I am not pretty, not making a show of financial stability, and very young women are into me sometimes, for no good reason, at all. To the ones setting the bar forever higher, I hope you find the masochist you are looking for.
That actually wasn't completely obvious to me based on your post. That's why I wanted clarification.
OK
Hmmm...This is not meant to insult at all, it really is just a suggestion: you might ant to specifically date/court religious women. Mormon women and such. Women who were likely told to wait on the whole dating thing if that's your deal. I've never checked it out myself, but maybe try Christian Mingle or something.
That likely wouldn't work for several reasons. First, I don't believe in any form of religion, and I feel that their religious views would creep into their value system in other ways too that are incompatible with mine. This has been my experience with religious guys, like it's hard to debate certain things with them because these moral opinions come from "just so stories" rather than from anything I can actually understand.
Secondly, many religious people, even if virgins, have relationships that are emotionally as intimate as sexual relationships, and even might be considered dating.
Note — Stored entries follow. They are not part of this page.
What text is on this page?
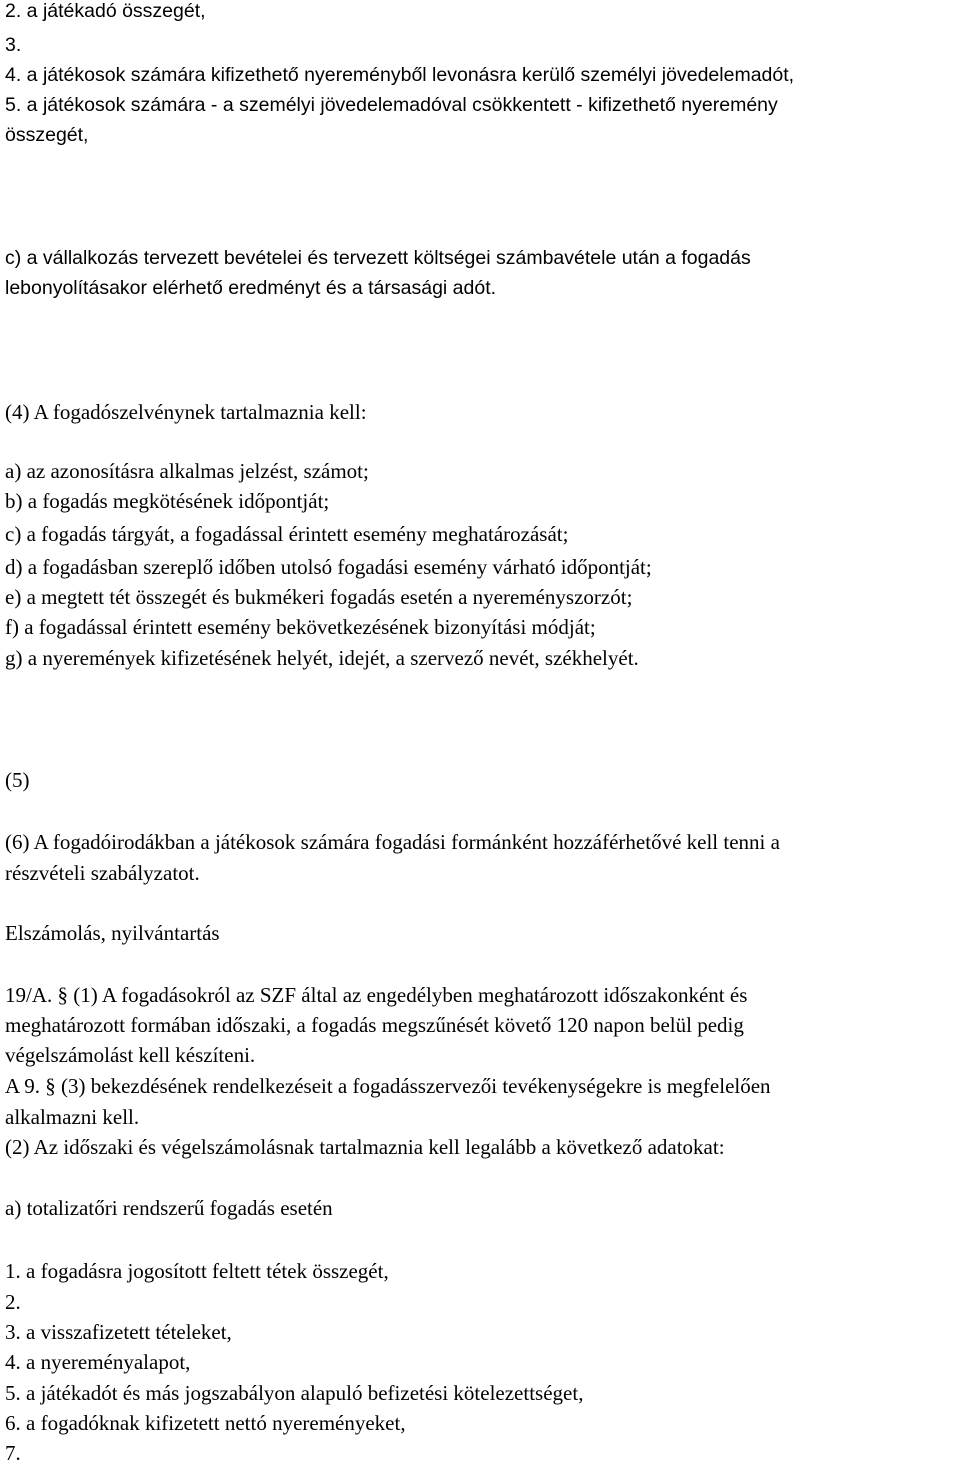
2. a játékadó összegét,
3.
4. a játékosok számára kifizethető nyereményből levonásra kerülő személyi jövedelemadót,
5. a játékosok számára - a személyi jövedelemadóval csökkentett - kifizethető nyeremény
összegét,
c) a vállalkozás tervezett bevételei és tervezett költségei számbavétele után a fogadás
lebonyolításakor elérhető eredményt és a társasági adót.
(4) A fogadószelvénynek tartalmaznia kell:
a) az azonosításra alkalmas jelzést, számot;
b) a fogadás megkötésének időpontját;
c) a fogadás tárgyát, a fogadással érintett esemény meghatározását;
d) a fogadásban szereplő időben utolsó fogadási esemény várható időpontját;
e) a megtett tét összegét és bukmékeri fogadás esetén a nyereményszorzót;
f) a fogadással érintett esemény bekövetkezésének bizonyítási módját;
g) a nyeremények kifizetésének helyét, idejét, a szervező nevét, székhelyét.
(5)
(6) A fogadóirodákban a játékosok számára fogadási formánként hozzáférhetővé kell tenni a
részvételi szabályzatot.
Elszámolás, nyilvántartás
19/A. § (1) A fogadásokról az SZF által az engedélyben meghatározott időszakonként és
meghatározott formában időszaki, a fogadás megszűnését követő 120 napon belül pedig
végelszámolást kell készíteni.
A 9. § (3) bekezdésének rendelkezéseit a fogadásszervezői tevékenységekre is megfelelően
alkalmazni kell.
(2) Az időszaki és végelszámolásnak tartalmaznia kell legalább a következő adatokat:
a) totalizatőri rendszerű fogadás esetén
1. a fogadásra jogosított feltett tétek összegét,
2.
3. a visszafizetett tételeket,
4. a nyereményalapot,
5. a játékadót és más jogszabályon alapuló befizetési kötelezettséget,
6. a fogadóknak kifizetett nettó nyereményeket,
7.
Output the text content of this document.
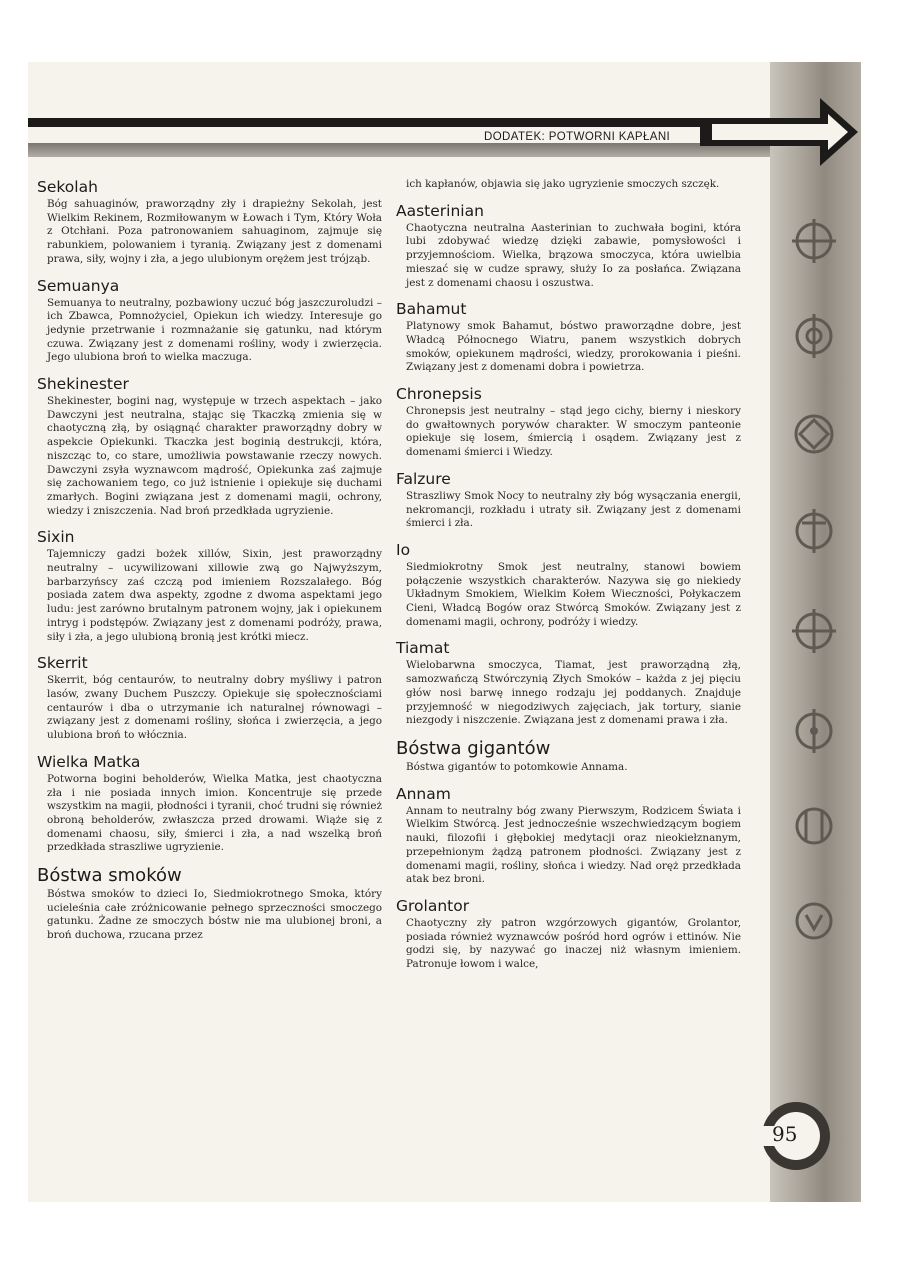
DODATEK: POTWORNI KAPŁANI
Sekolah

Bóg sahuaginów, praworządny zły i drapieżny Sekolah, jest Wielkim Rekinem, Rozmiłowanym w Łowach i Tym, Który Woła z Otchłani. Poza patronowaniem sahuaginom, zajmuje się rabunkiem, polowaniem i tyranią. Związany jest z domenami prawa, siły, wojny i zła, a jego ulubionym orężem jest trójząb.

Semuanya

Semuanya to neutralny, pozbawiony uczuć bóg jaszczuroludzi – ich Zbawca, Pomnożyciel, Opiekun ich wiedzy. Interesuje go jedynie przetrwanie i rozmnażanie się gatunku, nad którym czuwa. Związany jest z domenami rośliny, wody i zwierzęcia. Jego ulubiona broń to wielka maczuga.

Shekinester

Shekinester, bogini nag, występuje w trzech aspektach – jako Dawczyni jest neutralna, stając się Tkaczką zmienia się w chaotyczną złą, by osiągnąć charakter praworządny dobry w aspekcie Opiekunki. Tkaczka jest boginią destrukcji, która, niszcząc to, co stare, umożliwia powstawanie rzeczy nowych. Dawczyni zsyła wyznawcom mądrość, Opiekunka zaś zajmuje się zachowaniem tego, co już istnienie i opiekuje się duchami zmarłych. Bogini związana jest z domenami magii, ochrony, wiedzy i zniszczenia. Nad broń przedkłada ugryzienie.

Sixin

Tajemniczy gadzi bożek xillów, Sixin, jest praworządny neutralny – ucywilizowani xillowie zwą go Najwyższym, barbarzyńscy zaś czczą pod imieniem Rozszalałego. Bóg posiada zatem dwa aspekty, zgodne z dwoma aspektami jego ludu: jest zarówno brutalnym patronem wojny, jak i opiekunem intryg i podstępów. Związany jest z domenami podróży, prawa, siły i zła, a jego ulubioną bronią jest krótki miecz.

Skerrit

Skerrit, bóg centaurów, to neutralny dobry myśliwy i patron lasów, zwany Duchem Puszczy. Opiekuje się społecznościami centaurów i dba o utrzymanie ich naturalnej równowagi – związany jest z domenami rośliny, słońca i zwierzęcia, a jego ulubiona broń to włócznia.

Wielka Matka

Potworna bogini beholderów, Wielka Matka, jest chaotyczna zła i nie posiada innych imion. Koncentruje się przede wszystkim na magii, płodności i tyranii, choć trudni się również obroną beholderów, zwłaszcza przed drowami. Wiąże się z domenami chaosu, siły, śmierci i zła, a nad wszelką broń przedkłada straszliwe ugryzienie.

Bóstwa smoków

Bóstwa smoków to dzieci Io, Siedmiokrotnego Smoka, który ucieleśnia całe zróżnicowanie pełnego sprzeczności smoczego gatunku. Żadne ze smoczych bóstw nie ma ulubionej broni, a broń duchowa, rzucana przez

ich kapłanów, objawia się jako ugryzienie smoczych szczęk.

Aasterinian

Chaotyczna neutralna Aasterinian to zuchwała bogini, która lubi zdobywać wiedzę dzięki zabawie, pomysłowości i przyjemnościom. Wielka, brązowa smoczyca, która uwielbia mieszać się w cudze sprawy, służy Io za posłańca. Związana jest z domenami chaosu i oszustwa.

Bahamut

Platynowy smok Bahamut, bóstwo praworządne dobre, jest Władcą Północnego Wiatru, panem wszystkich dobrych smoków, opiekunem mądrości, wiedzy, prorokowania i pieśni. Związany jest z domenami dobra i powietrza.

Chronepsis

Chronepsis jest neutralny – stąd jego cichy, bierny i nieskory do gwałtownych porywów charakter. W smoczym panteonie opiekuje się losem, śmiercią i osądem. Związany jest z domenami śmierci i Wiedzy.

Falzure

Straszliwy Smok Nocy to neutralny zły bóg wysączania energii, nekromancji, rozkładu i utraty sił. Związany jest z domenami śmierci i zła.

Io

Siedmiokrotny Smok jest neutralny, stanowi bowiem połączenie wszystkich charakterów. Nazywa się go niekiedy Układnym Smokiem, Wielkim Kołem Wieczności, Połykaczem Cieni, Władcą Bogów oraz Stwórcą Smoków. Związany jest z domenami magii, ochrony, podróży i wiedzy.

Tiamat

Wielobarwna smoczyca, Tiamat, jest praworządną złą, samozwańczą Stwórczynią Złych Smoków – każda z jej pięciu głów nosi barwę innego rodzaju jej poddanych. Znajduje przyjemność w niegodziwych zajęciach, jak tortury, sianie niezgody i niszczenie. Związana jest z domenami prawa i zła.

Bóstwa gigantów

Bóstwa gigantów to potomkowie Annama.

Annam

Annam to neutralny bóg zwany Pierwszym, Rodzicem Świata i Wielkim Stwórcą. Jest jednocześnie wszechwiedzącym bogiem nauki, filozofii i głębokiej medytacji oraz nieokiełznanym, przepełnionym żądzą patronem płodności. Związany jest z domenami magii, rośliny, słońca i wiedzy. Nad oręż przedkłada atak bez broni.

Grolantor

Chaotyczny zły patron wzgórzowych gigantów, Grolantor, posiada również wyznawców pośród hord ogrów i ettinów. Nie godzi się, by nazywać go inaczej niż własnym imieniem. Patronuje łowom i walce,

95
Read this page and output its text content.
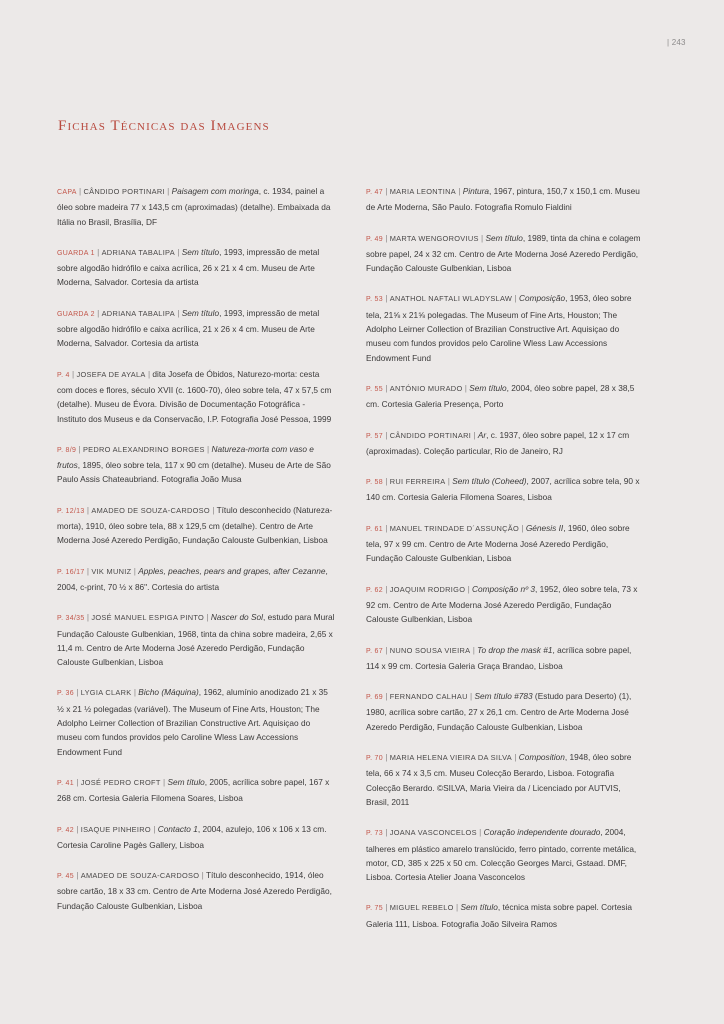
| 243
Fichas Técnicas das Imagens

CAPA | CÂNDIDO PORTINARI | Paisagem com moringa, c. 1934, painel a óleo sobre madeira 77 x 143,5 cm (aproximadas) (detalhe). Embaixada da Itália no Brasil, Brasília, DF

GUARDA 1 | ADRIANA TABALIPA | Sem título, 1993, impressão de metal sobre algodão hidrófilo e caixa acrílica, 26 x 21 x 4 cm. Museu de Arte Moderna, Salvador. Cortesia da artista

GUARDA 2 | ADRIANA TABALIPA | Sem título, 1993, impressão de metal sobre algodão hidrófilo e caixa acrílica, 21 x 26 x 4 cm. Museu de Arte Moderna, Salvador. Cortesia da artista

P. 4 | JOSEFA DE AYALA | dita Josefa de Óbidos, Naturezo-morta: cesta com doces e flores, século XVII (c. 1600-70), óleo sobre tela, 47 x 57,5 cm (detalhe). Museu de Évora. Divisão de Documentação Fotográfica - Instituto dos Museus e da Conservacão, I.P. Fotografia José Pessoa, 1999

P. 8/9 | PEDRO ALEXANDRINO BORGES | Natureza-morta com vaso e frutos, 1895, óleo sobre tela, 117 x 90 cm (detalhe). Museu de Arte de São Paulo Assis Chateaubriand. Fotografia João Musa

P. 12/13 | AMADEO DE SOUZA-CARDOSO | Título desconhecido (Natureza-morta), 1910, óleo sobre tela, 88 x 129,5 cm (detalhe). Centro de Arte Moderna José Azeredo Perdigão, Fundação Calouste Gulbenkian, Lisboa

P. 16/17 | VIK MUNIZ | Apples, peaches, pears and grapes, after Cezanne, 2004, c-print, 70 ½ x 86". Cortesia do artista

P. 34/35 | JOSÉ MANUEL ESPIGA PINTO | Nascer do Sol, estudo para Mural Fundação Calouste Gulbenkian, 1968, tinta da china sobre madeira, 2,65 x 11,4 m. Centro de Arte Moderna José Azeredo Perdigão, Fundação Calouste Gulbenkian, Lisboa

P. 36 | LYGIA CLARK | Bicho (Máquina), 1962, alumínio anodizado 21 x 35 ½ x 21 ½ polegadas (variável). The Museum of Fine Arts, Houston; The Adolpho Leirner Collection of Brazilian Constructive Art. Aquisiçao do museu com fundos providos pelo Caroline Wless Law Accessions Endowment Fund

P. 41 | JOSÉ PEDRO CROFT | Sem título, 2005, acrílica sobre papel, 167 x 268 cm. Cortesia Galeria Filomena Soares, Lisboa

P. 42 | ISAQUE PINHEIRO | Contacto 1, 2004, azulejo, 106 x 106 x 13 cm. Cortesia Caroline Pagès Gallery, Lisboa

P. 45 | AMADEO DE SOUZA-CARDOSO | Título desconhecido, 1914, óleo sobre cartão, 18 x 33 cm. Centro de Arte Moderna José Azeredo Perdigão, Fundação Calouste Gulbenkian, Lisboa

P. 47 | MARIA LEONTINA | Pintura, 1967, pintura, 150,7 x 150,1 cm. Museu de Arte Moderna, São Paulo. Fotografia Romulo Fialdini

P. 49 | MARTA WENGOROVIUS | Sem título, 1989, tinta da china e colagem sobre papel, 24 x 32 cm. Centro de Arte Moderna José Azeredo Perdigão, Fundação Calouste Gulbenkian, Lisboa

P. 53 | ANATHOL NAFTALI WLADYSLAW | Composição, 1953, óleo sobre tela, 21⅝ x 21⅝ polegadas. The Museum of Fine Arts, Houston; The Adolpho Leirner Collection of Brazilian Constructive Art. Aquisiçao do museu com fundos providos pelo Caroline Wless Law Accessions Endowment Fund

P. 55 | ANTÓNIO MURADO | Sem título, 2004, óleo sobre papel, 28 x 38,5 cm. Cortesia Galeria Presença, Porto

P. 57 | CÂNDIDO PORTINARI | Ar, c. 1937, óleo sobre papel, 12 x 17 cm (aproximadas). Coleção particular, Rio de Janeiro, RJ

P. 58 | RUI FERREIRA | Sem título (Coheed), 2007, acrílica sobre tela, 90 x 140 cm. Cortesia Galeria Filomena Soares, Lisboa

P. 61 | MANUEL TRINDADE D´ASSUNÇÃO | Génesis II, 1960, óleo sobre tela, 97 x 99 cm. Centro de Arte Moderna José Azeredo Perdigão, Fundação Calouste Gulbenkian, Lisboa

P. 62 | JOAQUIM RODRIGO | Composição nº 3, 1952, óleo sobre tela, 73 x 92 cm. Centro de Arte Moderna José Azeredo Perdigão, Fundação Calouste Gulbenkian, Lisboa

P. 67 | NUNO SOUSA VIEIRA | To drop the mask #1, acrílica sobre papel, 114 x 99 cm. Cortesia Galeria Graça Brandao, Lisboa

P. 69 | FERNANDO CALHAU | Sem título #783 (Estudo para Deserto) (1), 1980, acrílica sobre cartão, 27 x 26,1 cm. Centro de Arte Moderna José Azeredo Perdigão, Fundação Calouste Gulbenkian, Lisboa

P. 70 | MARIA HELENA VIEIRA DA SILVA | Composition, 1948, óleo sobre tela, 66 x 74 x 3,5 cm. Museu Colecção Berardo, Lisboa. Fotografia Colecção Berardo. ©SILVA, Maria Vieira da / Licenciado por AUTVIS, Brasil, 2011

P. 73 | JOANA VASCONCELOS | Coração independente dourado, 2004, talheres em plástico amarelo translúcido, ferro pintado, corrente metálica, motor, CD, 385 x 225 x 50 cm. Colecção Georges Marci, Gstaad. DMF, Lisboa. Cortesia Atelier Joana Vasconcelos

P. 75 | MIGUEL REBELO | Sem título, técnica mista sobre papel. Cortesia Galeria 111, Lisboa. Fotografia João Silveira Ramos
Not all, but enough that many of them still, I feel, "grew up" interpersonally and romantically-speaking. That's why you hear of virgins marrying the first person with whom they have a relationship.
Thirdly, I feel that there are other ways in which I am out of sync with most adults (including adult women) than just having not dated. Like, adults tend to be significantly less "hyper" than kids and teens--there's a difference in the general "energy" one gets from them. I feel like around adults I get restless because they expect a cool calmness that just isn't me. I've actually thought of dating ADHD girls for this reason.There's also the fading of imagination--adults seem less able or willing to live in a world of vivid fantasy, which is one of the main things I want a girlfriend for. It's like when people are kids and have the imagination they tend not to have the intellectual sophistication to make anything out of it, whereas as adults they have the knowledge but less capacity to be original (aside from some artists, that is).
The women I've been attracted to since high school were anywhere from 19-mid 20s in age, but still had these traits, and that was a big part of what made them attractive. So I really think that an "outsider artist" type of girl is my best bet. Something along the lines of a female Henry Darger (https://en.wikipedia.org/wiki/Henry_Darger), but maybe not quite as reclusive, who combines innocence and a kind of naively optimistic worldview about relationships and everything with sophisticated thinking. It's obviously hard to find, and in fact the last girl I tried to date was low-functioning to the point where it's possible she would have been mentally incompatible (turns out she didn't like me back anyway).